Without that aid, none of the servicemen interviewed for this story could have afforded college.

Finding solutions

Some companies have also set quotas for hiring veterans and created buddy programs that partner older service-members with young people just back from war.

A a new billion-dollar veterans jobs bill would have put 20,000 vets to work as cops and firefighters. But it was defeated by Republicans in September.

And Galluci says a lot more needs to be done by the government and by private firms to prove that military service is still a path to the middle class.

“So what we really are trying to do now is maintain the military’s reputation as a quality force, that it prepares service members for good careers when they leave,”Galluci said.

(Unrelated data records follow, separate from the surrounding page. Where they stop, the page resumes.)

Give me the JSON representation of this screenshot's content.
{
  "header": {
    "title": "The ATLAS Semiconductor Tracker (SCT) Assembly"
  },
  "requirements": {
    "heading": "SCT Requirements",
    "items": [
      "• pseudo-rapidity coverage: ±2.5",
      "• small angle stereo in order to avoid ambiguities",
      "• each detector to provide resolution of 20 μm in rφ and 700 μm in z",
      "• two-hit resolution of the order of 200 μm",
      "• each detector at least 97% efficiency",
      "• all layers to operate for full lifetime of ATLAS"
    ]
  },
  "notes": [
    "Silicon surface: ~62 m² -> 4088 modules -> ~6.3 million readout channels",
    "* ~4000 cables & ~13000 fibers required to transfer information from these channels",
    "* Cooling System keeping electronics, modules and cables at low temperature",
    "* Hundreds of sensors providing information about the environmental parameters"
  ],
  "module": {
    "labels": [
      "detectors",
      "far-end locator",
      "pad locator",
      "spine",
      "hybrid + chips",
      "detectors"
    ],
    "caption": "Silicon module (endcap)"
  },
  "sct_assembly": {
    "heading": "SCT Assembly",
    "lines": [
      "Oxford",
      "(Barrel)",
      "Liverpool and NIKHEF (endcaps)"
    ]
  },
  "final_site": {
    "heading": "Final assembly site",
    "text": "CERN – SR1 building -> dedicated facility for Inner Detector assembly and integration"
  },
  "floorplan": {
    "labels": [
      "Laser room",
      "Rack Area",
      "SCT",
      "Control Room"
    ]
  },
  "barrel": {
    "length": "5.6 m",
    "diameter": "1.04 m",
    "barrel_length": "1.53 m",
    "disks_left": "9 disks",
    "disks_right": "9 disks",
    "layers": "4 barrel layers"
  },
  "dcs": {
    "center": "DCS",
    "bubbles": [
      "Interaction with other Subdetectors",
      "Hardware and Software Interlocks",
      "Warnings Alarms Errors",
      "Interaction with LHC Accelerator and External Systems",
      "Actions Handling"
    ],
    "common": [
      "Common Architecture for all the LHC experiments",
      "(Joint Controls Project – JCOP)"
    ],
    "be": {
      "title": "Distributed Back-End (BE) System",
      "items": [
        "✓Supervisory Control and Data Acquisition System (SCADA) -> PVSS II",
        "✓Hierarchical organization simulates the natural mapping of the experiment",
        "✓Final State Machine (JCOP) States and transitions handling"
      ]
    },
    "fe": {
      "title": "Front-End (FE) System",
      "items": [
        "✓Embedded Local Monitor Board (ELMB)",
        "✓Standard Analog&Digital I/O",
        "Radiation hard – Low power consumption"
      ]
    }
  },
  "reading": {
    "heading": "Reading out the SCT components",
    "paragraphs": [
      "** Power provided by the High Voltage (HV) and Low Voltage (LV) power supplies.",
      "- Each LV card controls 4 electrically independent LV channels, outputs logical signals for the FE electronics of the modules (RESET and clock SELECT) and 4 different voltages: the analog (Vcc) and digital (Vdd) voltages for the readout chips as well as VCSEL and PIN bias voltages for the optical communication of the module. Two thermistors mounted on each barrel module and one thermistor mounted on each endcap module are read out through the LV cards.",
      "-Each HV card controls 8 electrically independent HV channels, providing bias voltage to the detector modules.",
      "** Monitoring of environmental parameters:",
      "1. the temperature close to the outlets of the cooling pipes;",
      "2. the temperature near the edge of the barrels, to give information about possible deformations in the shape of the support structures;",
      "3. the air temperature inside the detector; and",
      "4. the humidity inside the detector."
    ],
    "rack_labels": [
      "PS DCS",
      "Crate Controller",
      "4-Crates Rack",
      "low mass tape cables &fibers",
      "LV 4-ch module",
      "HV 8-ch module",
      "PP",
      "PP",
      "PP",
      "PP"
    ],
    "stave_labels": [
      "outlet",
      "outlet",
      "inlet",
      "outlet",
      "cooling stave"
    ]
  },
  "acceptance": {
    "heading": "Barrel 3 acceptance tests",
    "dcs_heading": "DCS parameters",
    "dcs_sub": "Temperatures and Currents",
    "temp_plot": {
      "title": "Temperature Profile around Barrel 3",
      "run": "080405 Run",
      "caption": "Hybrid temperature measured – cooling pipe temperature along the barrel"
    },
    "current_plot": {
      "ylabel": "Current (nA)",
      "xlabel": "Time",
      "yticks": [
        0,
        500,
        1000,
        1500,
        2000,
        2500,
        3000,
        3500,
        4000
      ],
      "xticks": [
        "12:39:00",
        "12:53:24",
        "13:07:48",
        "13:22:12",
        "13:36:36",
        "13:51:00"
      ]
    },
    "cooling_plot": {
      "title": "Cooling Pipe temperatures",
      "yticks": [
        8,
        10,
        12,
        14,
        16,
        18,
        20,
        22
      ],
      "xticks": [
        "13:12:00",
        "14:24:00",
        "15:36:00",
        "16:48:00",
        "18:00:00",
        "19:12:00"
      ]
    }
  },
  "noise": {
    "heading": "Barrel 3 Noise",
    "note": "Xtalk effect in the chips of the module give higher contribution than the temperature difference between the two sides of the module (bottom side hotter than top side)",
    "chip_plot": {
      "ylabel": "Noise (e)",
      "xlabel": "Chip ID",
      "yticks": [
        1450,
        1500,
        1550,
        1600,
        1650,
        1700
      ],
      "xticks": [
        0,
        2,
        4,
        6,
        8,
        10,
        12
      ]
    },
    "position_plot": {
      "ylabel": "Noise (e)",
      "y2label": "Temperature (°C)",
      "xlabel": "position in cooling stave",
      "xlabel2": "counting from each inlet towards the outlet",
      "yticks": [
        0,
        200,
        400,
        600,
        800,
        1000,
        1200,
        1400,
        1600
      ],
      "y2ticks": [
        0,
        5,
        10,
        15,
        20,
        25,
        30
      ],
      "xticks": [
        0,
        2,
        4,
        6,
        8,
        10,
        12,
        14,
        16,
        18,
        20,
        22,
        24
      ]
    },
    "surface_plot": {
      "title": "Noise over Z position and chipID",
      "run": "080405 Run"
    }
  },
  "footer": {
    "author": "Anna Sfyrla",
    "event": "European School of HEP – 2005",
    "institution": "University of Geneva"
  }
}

He says that this type of preparation allows for economic mobility.

Josh Jones says he’s grateful to be back in school, to have this second chance. Many of his veteran friends are still unemployed, working dead end jobs, or back living with their parents.

Josh hopes college will prepare him to enter the workforce.

But Josh says he’s anxious about the day when he’ll have to hit the streets again, afraid that long after the war is over, companies will see him too as damaged goods.

As the war in Afghanistan winds down, tens of thousands more Americans will be making this transition to civilian life.

Whether or not they succeed could how define the next generation sees military service: As an economic opportunity or one more dream that has turned into a dead end.